The reduction of working time for units in order to dedicate the time thus freed-up to training and involvement in special projects.

The raising of competences, which reduces the stress and psychological demands of work, linked to un certainty and the loss of control, often generated by a lack of competences.

The revision of the professional and nonprofessional composition of care teams: for example, the addition of assistants and clerks in order to lighten the workload of nurses and enable them to dedicate themselves to the real aspects of their profession.

 

The raising of competences can also assume different forms:

Increased exposure time to complex problems in the units. In more concrete terms, it is a question of making the more “precarious” nurses work harder and more regularly, so that they acquire the experience and competences necessary to better carry out their work.

The overlapping of schedules ensuring the sharing of competences between ex perts, who are older, and who generally work during the day, and novices, who are younger, and generally work in the evenings and during the night.

Mentoring: Assigning an experienced nurse with teaching qualities who may serve as a point of reference to a specific group of novices.

Involvement in special projects: Problem resolution leads nurses to analyse a specific situation, to review the relevant literature and to discuss within a group diagnosis and possible solutions.

 

Conclusion

These possible solutions are currently being put to the test in a pilot project and could enable the expectations of older nurses to be met in terms of joint competences while helping the young to develop their individual competences.
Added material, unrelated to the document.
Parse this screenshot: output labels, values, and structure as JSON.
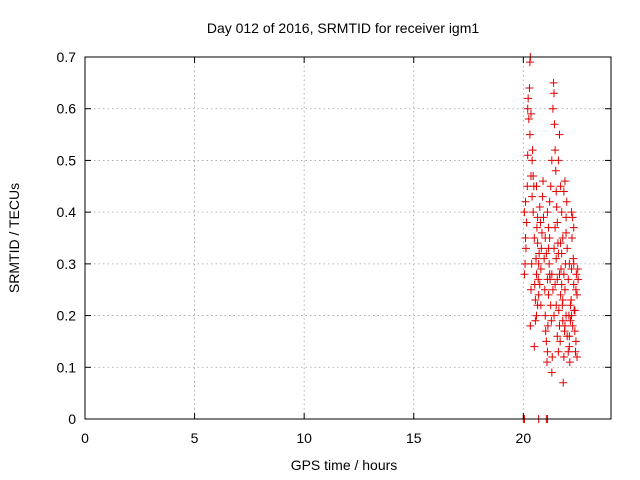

They are all based on a fundamental fact to the effect that the more experienced and older nurses are of greater importance in the context of the complexification of care.

 

These nurses, who could be tempted to abandon critical care due to the heaviness of care and the workload, nevertheless have individual expertise allowing them to quickly react and manage acute cases in an efficient manner. They are, in short, absolutely essential in the practical training of young nurses and in the building of joint competences.